Ivan opened his eyes to see the bear not six feet away, one great arm already swinging toward him, claws ready to rake his arm and drag him down into the pit. He rolled away just as the bear's paw struck; he felt the wind of it, felt the ground shudder a little with the impact. He kept rolling, despite the pain in his back, then struggled to his feet. His left arm hung useless. Broken? No, but numb. As he ran among the trees, he tried to think what this meant. Nerve damage? Spinal injury? Permanent paralysis, or temporary trauma that would heal? His left arm, gone—the thought left him sick with dread. What was he thinking, toying with an animal like this? If it could be called an animal, a bear living fifteen years at least under the leaves protecting a woman who lay uncorrupted on a pedestal. And it wasn't just fifteen years, Ivan knew that. It had to be longer. Centuries.

After all the fairy tales he had read and studied, the one possibility he had never entertained was this: That they might be true, or have some basis in truth. That the world might actually admit such possibilities as giant magical bears that could throw stones, as enchanted women who could lie forever in a coma waiting for...

For a knight. That's what this woman needed, a knight in armor, preferably with a very long lance, suitable for killing bears from a distance. In all the tales, the hero had a magic sword, or a magic sack from which he could draw everything he needed, or a magic helper who would do the impossible task for him. All Ivan had to help him was the limited wit of a graduate student so foolish as to be pursuing studies in a field that guaranteed him a lifetime of genteel poverty, and whatever strength and agility remained in the body of a college decathlete three years out of shape.
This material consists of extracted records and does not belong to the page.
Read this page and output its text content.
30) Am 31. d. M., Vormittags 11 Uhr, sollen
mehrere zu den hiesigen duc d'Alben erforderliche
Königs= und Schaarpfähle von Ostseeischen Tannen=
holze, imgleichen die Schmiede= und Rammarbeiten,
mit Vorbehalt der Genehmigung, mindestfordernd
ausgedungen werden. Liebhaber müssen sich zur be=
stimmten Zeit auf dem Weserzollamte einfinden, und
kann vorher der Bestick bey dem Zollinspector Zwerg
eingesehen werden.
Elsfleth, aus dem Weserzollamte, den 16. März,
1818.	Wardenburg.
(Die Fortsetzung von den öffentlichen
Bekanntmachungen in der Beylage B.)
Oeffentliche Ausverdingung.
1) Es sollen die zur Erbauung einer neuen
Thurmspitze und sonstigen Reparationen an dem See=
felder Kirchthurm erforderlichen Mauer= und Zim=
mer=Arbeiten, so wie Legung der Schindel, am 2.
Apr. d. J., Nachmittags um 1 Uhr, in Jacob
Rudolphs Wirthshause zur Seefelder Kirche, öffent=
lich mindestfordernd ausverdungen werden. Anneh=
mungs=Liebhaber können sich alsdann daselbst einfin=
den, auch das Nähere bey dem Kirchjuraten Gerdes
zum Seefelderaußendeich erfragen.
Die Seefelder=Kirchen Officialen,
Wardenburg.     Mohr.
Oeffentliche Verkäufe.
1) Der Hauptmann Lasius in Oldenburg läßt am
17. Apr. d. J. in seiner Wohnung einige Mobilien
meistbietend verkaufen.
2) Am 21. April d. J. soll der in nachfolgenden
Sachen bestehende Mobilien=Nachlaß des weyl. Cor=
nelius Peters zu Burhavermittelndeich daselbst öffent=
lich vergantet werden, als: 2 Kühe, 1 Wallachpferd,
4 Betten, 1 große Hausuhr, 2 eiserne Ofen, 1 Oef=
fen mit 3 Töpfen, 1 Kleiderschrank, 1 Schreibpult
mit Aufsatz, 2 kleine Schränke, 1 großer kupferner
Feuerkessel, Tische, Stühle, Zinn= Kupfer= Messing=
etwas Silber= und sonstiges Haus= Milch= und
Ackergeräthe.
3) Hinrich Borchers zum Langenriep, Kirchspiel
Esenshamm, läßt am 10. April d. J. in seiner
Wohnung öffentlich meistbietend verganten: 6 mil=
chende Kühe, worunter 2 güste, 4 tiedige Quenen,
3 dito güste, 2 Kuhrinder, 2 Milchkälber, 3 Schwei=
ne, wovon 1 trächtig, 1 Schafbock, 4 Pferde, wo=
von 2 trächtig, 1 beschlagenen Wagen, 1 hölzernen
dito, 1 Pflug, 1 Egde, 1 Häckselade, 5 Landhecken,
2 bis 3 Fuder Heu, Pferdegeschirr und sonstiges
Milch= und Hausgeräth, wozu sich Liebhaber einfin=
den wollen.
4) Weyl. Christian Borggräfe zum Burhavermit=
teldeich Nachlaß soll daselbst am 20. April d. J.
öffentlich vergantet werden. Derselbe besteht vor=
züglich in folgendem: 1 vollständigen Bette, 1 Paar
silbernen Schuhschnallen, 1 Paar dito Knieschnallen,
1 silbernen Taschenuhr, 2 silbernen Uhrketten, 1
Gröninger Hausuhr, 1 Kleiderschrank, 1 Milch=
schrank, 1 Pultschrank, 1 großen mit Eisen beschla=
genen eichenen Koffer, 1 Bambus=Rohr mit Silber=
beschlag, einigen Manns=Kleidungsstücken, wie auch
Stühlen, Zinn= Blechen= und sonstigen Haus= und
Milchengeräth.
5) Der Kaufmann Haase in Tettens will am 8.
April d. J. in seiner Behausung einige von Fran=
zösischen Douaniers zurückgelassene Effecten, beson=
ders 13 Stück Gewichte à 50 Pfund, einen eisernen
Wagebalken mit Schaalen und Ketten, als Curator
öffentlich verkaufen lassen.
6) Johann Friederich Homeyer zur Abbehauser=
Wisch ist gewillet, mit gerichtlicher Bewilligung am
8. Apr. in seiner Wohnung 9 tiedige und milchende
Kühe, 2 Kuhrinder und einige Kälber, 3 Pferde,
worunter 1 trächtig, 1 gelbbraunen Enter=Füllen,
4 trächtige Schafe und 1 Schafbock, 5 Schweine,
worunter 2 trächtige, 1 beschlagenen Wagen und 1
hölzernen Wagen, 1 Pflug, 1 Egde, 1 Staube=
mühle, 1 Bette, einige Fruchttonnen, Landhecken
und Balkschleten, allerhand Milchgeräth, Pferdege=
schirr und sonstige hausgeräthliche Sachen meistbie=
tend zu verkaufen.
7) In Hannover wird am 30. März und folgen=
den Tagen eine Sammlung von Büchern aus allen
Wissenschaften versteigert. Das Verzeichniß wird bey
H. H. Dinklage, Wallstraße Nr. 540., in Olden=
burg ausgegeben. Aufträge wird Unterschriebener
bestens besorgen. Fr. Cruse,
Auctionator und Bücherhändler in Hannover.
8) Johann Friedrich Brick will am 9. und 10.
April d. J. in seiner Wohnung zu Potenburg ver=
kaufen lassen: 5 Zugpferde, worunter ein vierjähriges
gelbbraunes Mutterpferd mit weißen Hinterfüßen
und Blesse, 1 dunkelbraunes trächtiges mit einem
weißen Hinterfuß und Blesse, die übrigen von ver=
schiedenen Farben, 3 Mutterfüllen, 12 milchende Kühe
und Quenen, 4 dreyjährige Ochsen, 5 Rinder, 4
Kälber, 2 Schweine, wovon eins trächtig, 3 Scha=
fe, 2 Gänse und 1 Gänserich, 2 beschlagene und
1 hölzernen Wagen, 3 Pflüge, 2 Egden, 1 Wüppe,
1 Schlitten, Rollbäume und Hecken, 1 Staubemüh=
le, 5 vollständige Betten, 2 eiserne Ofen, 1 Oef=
In other words, he had nothing, and she needed miracles.

"One-armed Ivan and the Magic Bear"—it didn't sound like fairy-tale material to him, especially the part about how Ivan hightailed it out of there, holding his useless left arm and wailing about how unfair it was, him against the bear, just him alone against a magic bear.
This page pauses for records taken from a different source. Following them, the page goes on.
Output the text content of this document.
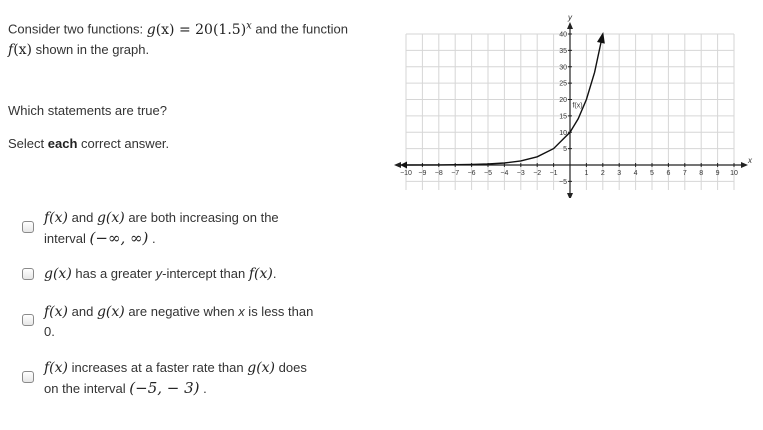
Consider two functions: $g(x) = 20(1.5)^x$ and the function f(x) shown in the graph.
Which statements are true?
Select each correct answer.
f(x) and g(x) are both increasing on the interval (−∞, ∞) .
g(x) has a greater y-intercept than f(x).
f(x) and g(x) are negative when x is less than 0.
f(x) increases at a faster rate than g(x) does on the interval (−5, − 3) .
x
y
−10 −9 −8 −7 −6 −5 −4 −3 −2 −1	1 2 3 4 5 6 7 8 9 10
−5
5
10
15
20
25
30
35
40
f(x)
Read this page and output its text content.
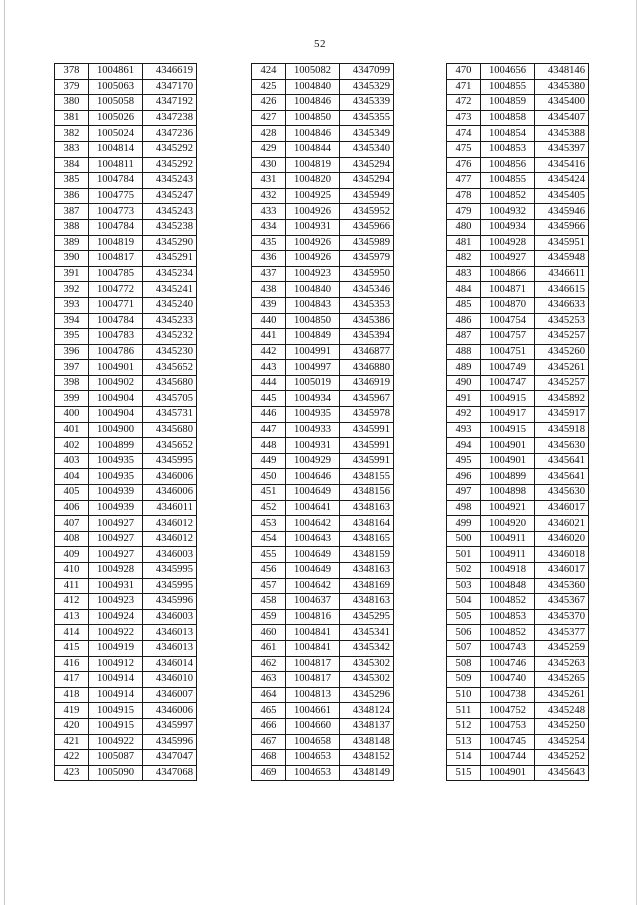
52
378	1004861	4346619
379	1005063	4347170
380	1005058	4347192
381	1005026	4347238
382	1005024	4347236
383	1004814	4345292
384	1004811	4345292
385	1004784	4345243
386	1004775	4345247
387	1004773	4345243
388	1004784	4345238
389	1004819	4345290
390	1004817	4345291
391	1004785	4345234
392	1004772	4345241
393	1004771	4345240
394	1004784	4345233
395	1004783	4345232
396	1004786	4345230
397	1004901	4345652
398	1004902	4345680
399	1004904	4345705
400	1004904	4345731
401	1004900	4345680
402	1004899	4345652
403	1004935	4345995
404	1004935	4346006
405	1004939	4346006
406	1004939	4346011
407	1004927	4346012
408	1004927	4346012
409	1004927	4346003
410	1004928	4345995
411	1004931	4345995
412	1004923	4345996
413	1004924	4346003
414	1004922	4346013
415	1004919	4346013
416	1004912	4346014
417	1004914	4346010
418	1004914	4346007
419	1004915	4346006
420	1004915	4345997
421	1004922	4345996
422	1005087	4347047
423	1005090	4347068
424	1005082	4347099
425	1004840	4345329
426	1004846	4345339
427	1004850	4345355
428	1004846	4345349
429	1004844	4345340
430	1004819	4345294
431	1004820	4345294
432	1004925	4345949
433	1004926	4345952
434	1004931	4345966
435	1004926	4345989
436	1004926	4345979
437	1004923	4345950
438	1004840	4345346
439	1004843	4345353
440	1004850	4345386
441	1004849	4345394
442	1004991	4346877
443	1004997	4346880
444	1005019	4346919
445	1004934	4345967
446	1004935	4345978
447	1004933	4345991
448	1004931	4345991
449	1004929	4345991
450	1004646	4348155
451	1004649	4348156
452	1004641	4348163
453	1004642	4348164
454	1004643	4348165
455	1004649	4348159
456	1004649	4348163
457	1004642	4348169
458	1004637	4348163
459	1004816	4345295
460	1004841	4345341
461	1004841	4345342
462	1004817	4345302
463	1004817	4345302
464	1004813	4345296
465	1004661	4348124
466	1004660	4348137
467	1004658	4348148
468	1004653	4348152
469	1004653	4348149
470	1004656	4348146
471	1004855	4345380
472	1004859	4345400
473	1004858	4345407
474	1004854	4345388
475	1004853	4345397
476	1004856	4345416
477	1004855	4345424
478	1004852	4345405
479	1004932	4345946
480	1004934	4345966
481	1004928	4345951
482	1004927	4345948
483	1004866	4346611
484	1004871	4346615
485	1004870	4346633
486	1004754	4345253
487	1004757	4345257
488	1004751	4345260
489	1004749	4345261
490	1004747	4345257
491	1004915	4345892
492	1004917	4345917
493	1004915	4345918
494	1004901	4345630
495	1004901	4345641
496	1004899	4345641
497	1004898	4345630
498	1004921	4346017
499	1004920	4346021
500	1004911	4346020
501	1004911	4346018
502	1004918	4346017
503	1004848	4345360
504	1004852	4345367
505	1004853	4345370
506	1004852	4345377
507	1004743	4345259
508	1004746	4345263
509	1004740	4345265
510	1004738	4345261
511	1004752	4345248
512	1004753	4345250
513	1004745	4345254
514	1004744	4345252
515	1004901	4345643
He stopped and leaned against a tree, then looked back toward the chasm. He could see leaves drifting through the air, settling like snowflakes down into the pit in the ground. He knew that not one of the leaves had been lost. They would all float back, and soon the moat would be filled again, the leaf-covered meadow smooth and level except for that one slight rise in the middle. That woman who lay waiting.

What is she to me? I don't know her. She clearly has enemies more powerful than I am, and why am I suddenly her friend, anyway? Why me?

But even as he wished to be free of this impossible task, the thought of someone else coming to this place, reaching that pedestal, bending over her, kissing her, waking her up—it was unbearable.

I'm here, now. I'm the one. No one but me.

And yet in the rational part of his mind: This is why so many knights have died. This is why Troy fell, for a woman like this.

He wiggled his left hand. His fingers moved.

OK. So it was temporary, the numbness. The soreness in his back, that would probably heal, too, though right now the pain wasn't sending any such message.

The woman was waiting. The leaves were coming back again. The bear thought it had won, with a single stone on the back of a would-be hero who was running away.

What if he ran the circuit again, only not so fast this time, so he wouldn't overtake the bear? Maybe he could keep the beast running around and around until it wore out.

Of course, it was quite possible that magical bears didn't get tired. But with a bear this big, how magical did it have to be? It used claws, not spells, to try to tear his flesh into bacon strips. Nor were the stones hurled in some magical way, either. Yes, the bear was smart—for a bear—able to figure out about stone-throwing—he had never seen that behavior on the Discovery Channel. But it hadn't cast a spell on him or anything. What did he remember about bears in the fairy tales, anyway? Eaters, all of them. And talkers, some of them. But spells were for devils and demons, witches like Baba Yaga and great wizards or godlings like Mikola Mozhaiski—though old Mikola was more likely just to give advice. Bears, however, even magic ones, were still bears.